Germany's struggling Deutsche Bank said yesterday it would cut 18,000 jobs by 2022, downsizing its volatile investment banking division in a restructuring aimed at restoring consistent profitability and better returns to shareholders.
The Frankfurt-headquartered bank said it would cut roughly a quarter of its total annual costs, from €22.8 billion ($39 billion) last year to €17 billion, through steps such as dropping the investment bank's stock-trading business.
It also plans to slim the division focused on fixed-income investments.
The aim is to focus on areas where the bank is among market leaders, and on businesses with steadier earnings such as serving corporate customers.

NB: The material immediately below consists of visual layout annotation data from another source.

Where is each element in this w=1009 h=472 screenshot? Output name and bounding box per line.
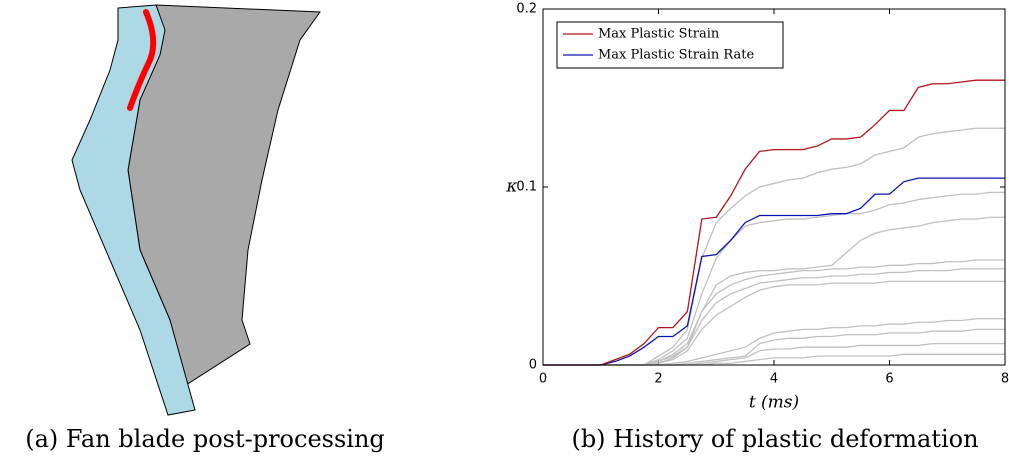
plot: 0 2 4 6 8 0 0.1 0.2 t (ms) κ Max Plastic Strain Max… — [505, 2, 1009, 413]
series-line — [543, 79, 1005, 366]
x-tick-label: 8 — [1001, 372, 1009, 387]
legend-label: Max Plastic Strain — [598, 27, 720, 42]
blade-strip — [71, 4, 196, 416]
series-line — [543, 177, 1005, 366]
legend-box — [556, 21, 784, 69]
x-tick-label: 2 — [654, 372, 662, 387]
legend-label: Max Plastic Strain Rate — [598, 48, 754, 63]
x-tick-label: 6 — [885, 372, 893, 387]
series-line — [543, 280, 1005, 366]
strain-path — [127, 9, 157, 111]
fan-blade-diagram — [71, 4, 321, 416]
x-axis-label: t (ms) — [749, 393, 799, 413]
series-line — [543, 216, 1005, 366]
y-tick-label: 0.1 — [516, 180, 537, 195]
y-axis-label: κ — [505, 177, 517, 197]
x-tick-label: 0 — [539, 372, 547, 387]
axes-box — [542, 8, 1006, 366]
y-tick-label: 0.2 — [516, 2, 537, 17]
series-line — [543, 127, 1005, 366]
series-line — [543, 191, 1005, 366]
caption: (b) History of plastic deformation — [571, 425, 978, 453]
series-line — [543, 268, 1005, 366]
x-tick-label: 4 — [770, 372, 778, 387]
caption: (a) Fan blade post-processing — [25, 425, 385, 453]
y-tick-label: 0 — [529, 358, 537, 373]
series-line — [543, 328, 1005, 366]
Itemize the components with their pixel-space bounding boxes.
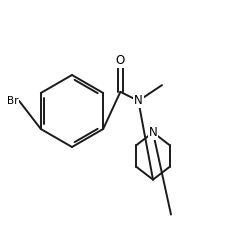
Text: O: O <box>116 54 125 67</box>
Text: N: N <box>149 126 157 139</box>
Text: N: N <box>134 94 143 107</box>
Text: Br: Br <box>7 96 18 106</box>
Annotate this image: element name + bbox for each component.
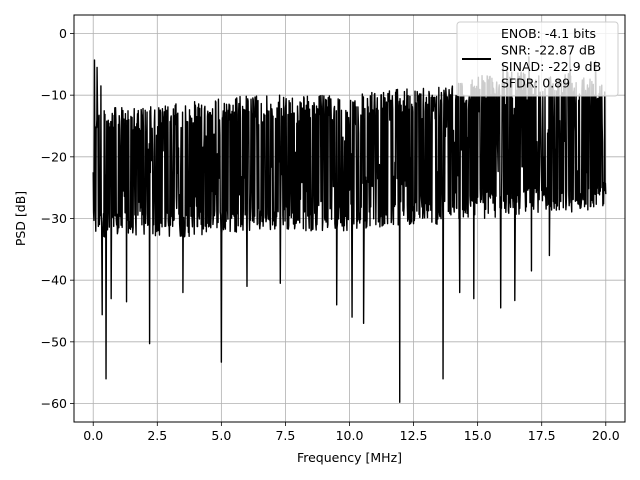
- x-tick-label: 12.5: [400, 428, 428, 443]
- legend: ENOB: -4.1 bits SNR: -22.87 dB SINAD: -2…: [456, 21, 619, 97]
- y-tick-label: −20: [41, 149, 67, 164]
- y-tick-label: −40: [41, 273, 67, 288]
- x-tick-label: 10.0: [336, 428, 364, 443]
- y-tick-label: −60: [41, 396, 67, 411]
- legend-entry-sinad: SINAD: -22.9 dB: [501, 59, 601, 74]
- x-tick-label: 7.5: [275, 428, 295, 443]
- x-tick-label: 2.5: [147, 428, 167, 443]
- y-tick-label: −30: [41, 211, 67, 226]
- x-tick-label: 17.5: [528, 428, 556, 443]
- legend-entry-enob: ENOB: -4.1 bits: [501, 26, 596, 41]
- legend-entry-snr: SNR: -22.87 dB: [501, 43, 596, 58]
- psd-trace: [92, 54, 607, 403]
- legend-box: [456, 21, 619, 97]
- x-tick-label: 5.0: [211, 428, 231, 443]
- y-axis-label: PSD [dB]: [13, 191, 28, 246]
- psd-line: [92, 54, 607, 403]
- x-tick-label: 0.0: [83, 428, 103, 443]
- x-tick-label: 20.0: [592, 428, 620, 443]
- ticks: 0.0 2.5 5.0 7.5 10.0 12.5 15.0 17.5 20.0 0 −10 −20 −…: [41, 26, 620, 443]
- x-axis-label: Frequency [MHz]: [297, 450, 402, 465]
- legend-entry-sfdr: SFDR: 0.89: [501, 76, 570, 91]
- x-tick-label: 15.0: [464, 428, 492, 443]
- y-tick-label: 0: [59, 26, 67, 41]
- y-tick-label: −10: [41, 88, 67, 103]
- y-tick-label: −50: [41, 334, 67, 349]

For years, Deutsche Bank has struggled with regulatory penalties and fines, weak profits, high costs and a falling share price. The bank went three straight years without turning an annual profit before recording positive earnings of €341 million for 2018. CEO Christian Sewing took over last year and promised faster restructuring after predecessor John Cryan was perceived to have moved too slowly.
Deutsche Bank shares rose 2.5 per cent on Friday to €7.18 as markets anticipated a restructuring announcement. That is far below levels from mid-2015, when the shares traded over €30 per share. Shareholders received a dividend of only 11 cents per share for 2017 and 2018.
The bank said one-time charges from the changes would mean a net loss of €2.8 billion in the second quarter. Excluding the charges, net profit would have been about €120 million
The restructuring follows the failure in April of merger talks with German rival Commerzbank. Deutsche Bank said the combination would not make business sense, but that left open the question of what strategy the bank could pursue to make its business leaner and more profitable.
As part of the restructuring the bank said it would create a separate unit to dispose of billions in investments that are less profitable or no longer fit its strategy. The bank said it did not expect to have to raise additional capital from shareholders.
When complete, the job cuts are to reduce the workforce to 74,000. The bank would not say where the cuts would fall; many of its investment banking activities are carried out in New York and London.
The bank paid billions in fines and settlements related to behaviour before and after the global financial crisis, including a $7.2 billion settlement in 2017 with the Justice Department over selling bonds based on mortgages to people with shaky credit. But that hasn't ended the negative headlines. Two congressional committees have subpoenaed Deutsche Bank documents as part their investigations into US President Donald Trump and his company. Deutsche Bank was one of the few banks willing to lend to Trump after a series of corporate bankruptcies and defaults starting in the early 1990s.
Trump had sued Deutsche Bank to stop the subpoenas, but a judge in May ruled against the president.